Abhay further said that since the drug was classified as a Schedule H1 drug by the government of India in March, pharmacies now needed to maintain detailed records of customers getting HCQ along with their prescription details along with details about the doctor treating the patient. Those coming with older prescriptions or prescriptions from doctors who aren't personally treating them are being denied the drug.
Rahul Shrivastava, a Noida resident who has been volunteering with a group called "Project Delhi", has been providing aid to people with disabilities who are facing problems during the lockdown. He confirmed that in the past week, he has received several calls from panicked patients who were unable to leave the house to get medicines.
While the Indian government and health ministry assured Indians that there was no shortage, Shrivastava maintains that availability was not the only problem.
"Even if the drug is available, not everyone can search for it in local pharmacies amid lockdown. This is especially true for people with disabilities and no transport," he said. The banking sector employee felt that the government at both central and state level needed to ensure that essential services like medicines were delivered to the doorsteps of those in need.
HCQ has been repeatedly endorsed not just by China but by US President Donald Trump as well who on March 21 referred to the combination of hydroxychloroquine and azithromycin as one of the “biggest game-changers in the history of medicine”.

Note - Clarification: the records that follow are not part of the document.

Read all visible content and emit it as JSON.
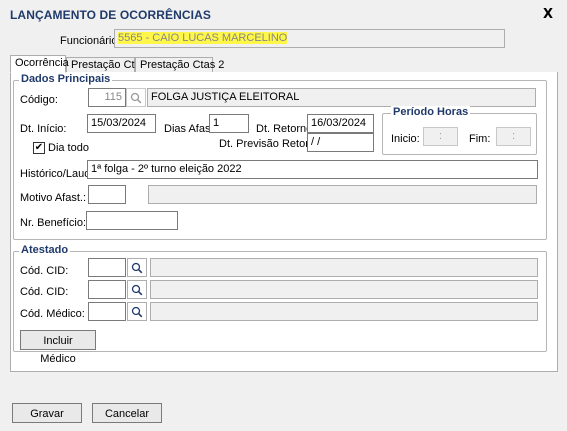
{
  "window": {
    "title": "LANÇAMENTO DE OCORRÊNCIAS",
    "close_label": "X"
  },
  "header": {
    "funcionario_label": "Funcionário:",
    "funcionario_value": "5565 - CAIO LUCAS MARCELINO"
  },
  "tabs": [
    {
      "label": "Ocorrência",
      "active": true
    },
    {
      "label": "Prestação Ctas",
      "active": false
    },
    {
      "label": "Prestação Ctas 2",
      "active": false
    }
  ],
  "dados_principais": {
    "title": "Dados Principais",
    "codigo_label": "Código:",
    "codigo_value": "115",
    "codigo_desc": "FOLGA JUSTIÇA ELEITORAL",
    "dt_inicio_label": "Dt. Início:",
    "dt_inicio_value": "15/03/2024",
    "dias_afast_label": "Dias Afast.",
    "dias_afast_value": "1",
    "dt_retorno_label": "Dt. Retorno:",
    "dt_retorno_value": "16/03/2024",
    "dia_todo_label": "Dia todo",
    "dia_todo_checked": true,
    "dt_previsao_label": "Dt. Previsão Retorno:",
    "dt_previsao_value": " / /",
    "historico_label": "Histórico/Laudo:",
    "historico_value": "1ª folga - 2º turno eleição 2022",
    "motivo_label": "Motivo Afast.:",
    "motivo_value": "",
    "motivo_desc": "",
    "beneficio_label": "Nr. Benefício:",
    "beneficio_value": ""
  },
  "periodo_horas": {
    "title": "Período Horas",
    "inicio_label": "Inicio:",
    "inicio_value": ":",
    "fim_label": "Fim:",
    "fim_value": ":"
  },
  "atestado": {
    "title": "Atestado",
    "cid1_label": "Cód. CID:",
    "cid1_value": "",
    "cid1_desc": "",
    "cid2_label": "Cód. CID:",
    "cid2_value": "",
    "cid2_desc": "",
    "medico_label": "Cód. Médico:",
    "medico_value": "",
    "medico_desc": "",
    "incluir_medico_label": "Incluir Médico"
  },
  "footer": {
    "gravar_label": "Gravar",
    "cancelar_label": "Cancelar"
  }
}
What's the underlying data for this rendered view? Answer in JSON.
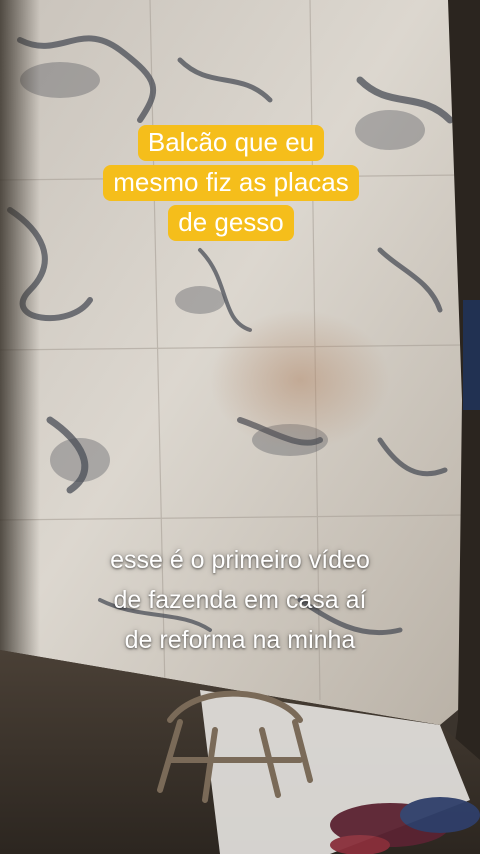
{
  "overlay": {
    "top_caption_lines": [
      "Balcão que eu",
      "mesmo fiz as placas",
      "de gesso"
    ],
    "top_caption_bg": "#f5be1b",
    "bottom_caption_lines": [
      "esse é o primeiro vídeo",
      "de fazenda em casa aí",
      "de reforma na minha"
    ]
  }
}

HCQ manufacturers Ipca and Cadilla, as well as other manufacturers of the drug such as Cipla, Lupin along with API suppliers of HCQ, will be ramping up production scale for the drug by the end of this month. India has already reserved 10 crore tablets as personal stock.
With over five lakh positive coronavirus cases and over 24,000 deaths in the US alone, however, demand for the medicine is only likely to rise. Both US, as well as China, do not produce HCQ and their arm-twisting techniques to acquire supplies of the drug may end up costing Indian consumers dearly.